Home > Computers, Technology, and Internet > The A-Word
(Note that I strongly support freedom of speech, and would therefore never, ever try to police or otherwise control any aspect of any person's speech; I am merely expressing my opinion here, and if you agree with it, then please feel free to adjust your language accordingly.)
I am getting quite sick and tired of the word app being everywhere these days. It is technically a shortening of the word application (in the software sense), and, as far as I know, it first started to be used widely in the smartphone/mobile world—by Apple in particular—with the phrases smartphone app
and mobile app
, which are used to describe application programs that are developed exclusively (or primarily) for smartphones. This would have been fine, at least, if the word—which sounds childish, just like the entire mobile/smartphone software world (yes, I said it—problem?)—didn't spread to other areas of software, but, unfortunately, that has not been the case.

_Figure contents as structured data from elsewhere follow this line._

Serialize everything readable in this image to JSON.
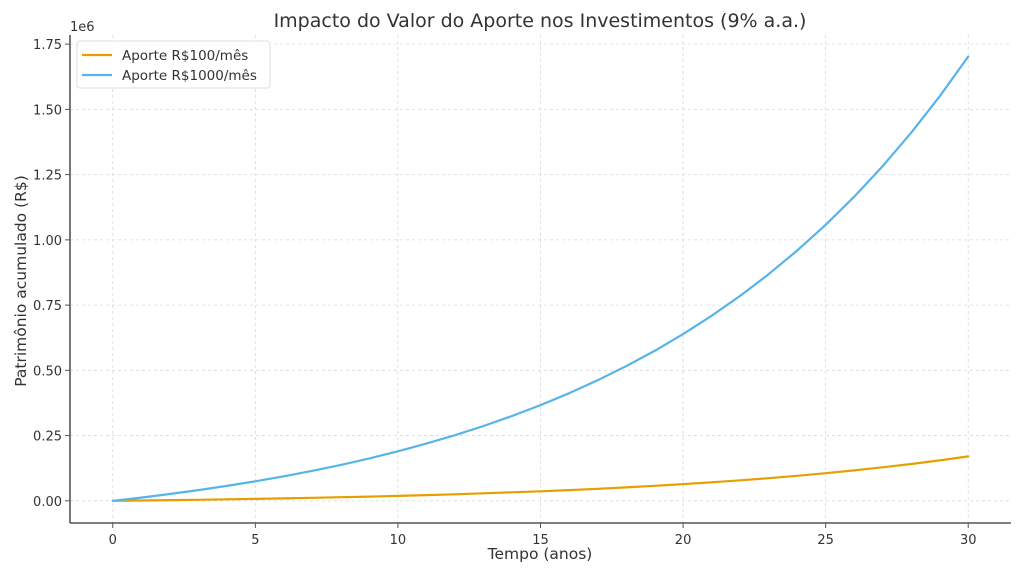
{
  "chart_data": {
    "type": "line",
    "title": "Impacto do Valor do Aporte nos Investimentos (9% a.a.)",
    "xlabel": "Tempo (anos)",
    "ylabel": "Patrimônio acumulado (R$)",
    "y_offset_text": "1e6",
    "xlim": [
      -1.5,
      31.5
    ],
    "ylim": [
      -85000,
      1785000
    ],
    "x_ticks": [
      0,
      5,
      10,
      15,
      20,
      25,
      30
    ],
    "x_tick_labels": [
      "0",
      "5",
      "10",
      "15",
      "20",
      "25",
      "30"
    ],
    "y_ticks": [
      0,
      250000,
      500000,
      750000,
      1000000,
      1250000,
      1500000,
      1750000
    ],
    "y_tick_labels": [
      "0.00",
      "0.25",
      "0.50",
      "0.75",
      "1.00",
      "1.25",
      "1.50",
      "1.75"
    ],
    "grid": true,
    "legend_position": "upper left",
    "x": [
      0,
      1,
      2,
      3,
      4,
      5,
      6,
      7,
      8,
      9,
      10,
      11,
      12,
      13,
      14,
      15,
      16,
      17,
      18,
      19,
      20,
      21,
      22,
      23,
      24,
      25,
      26,
      27,
      28,
      29,
      30
    ],
    "series": [
      {
        "name": "Aporte R$100/mês",
        "color": "#E69F00",
        "values": [
          0,
          1249,
          2610,
          4093,
          5711,
          7473,
          9394,
          11489,
          13771,
          16260,
          18972,
          21928,
          25150,
          28662,
          32491,
          36664,
          41212,
          46170,
          51574,
          57465,
          63885,
          70884,
          78512,
          86827,
          95890,
          105769,
          116537,
          128274,
          141067,
          155012,
          170212
        ]
      },
      {
        "name": "Aporte R$1000/mês",
        "color": "#56B4E9",
        "values": [
          0,
          12487,
          26098,
          40934,
          57105,
          74731,
          93944,
          114886,
          137713,
          162595,
          189716,
          219278,
          251500,
          286624,
          324907,
          366636,
          412122,
          461702,
          515742,
          574647,
          638853,
          708838,
          785121,
          868268,
          958900,
          1057688,
          1165370,
          1282740,
          1410673,
          1550120,
          1702117
        ]
      }
    ]
  }
}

Of course, the word existed and was used prior to the rise of smartphones; for example:
AppData
which has been included in all versions of Windows since Vista (the path is usually C:\Users\$USER$\AppData
).These days, however, usage of the word has spread beyond the smartphone world, and we hear phrases like Web app
and cloud app
all the time. Even the great Microsoft has, unfortunately, jumped on the bandwagon and started throwing the word around everywhere: since Windows 8, they have started pushing those apps
that are purchased from the Windows Store, and the word is all over the place in Windows 10.
I do not know why anybody would stain their lips with a word that, in the software sense, reeks with the lowly reputation of the smartphone world. An app is something that you would call a trivial little program developed for a smartphone; to apply it to, for example, a compiler or operating system (which are very complex pieces of software)—or, really, any program outside of the smartphone world—is an insult to the programmers who built it. (The word is quite fitting for the programs made by mobile developers, though, who work in an insignificant field with absolutely no prestige.)
Perhaps if Apple's iPhone were never released, then the current-day smartphone would never have materialized, and the word would never have caught on in the mobile world, much less the entire software scene. Once again, we see that Apple is the root cause of another problem in the world.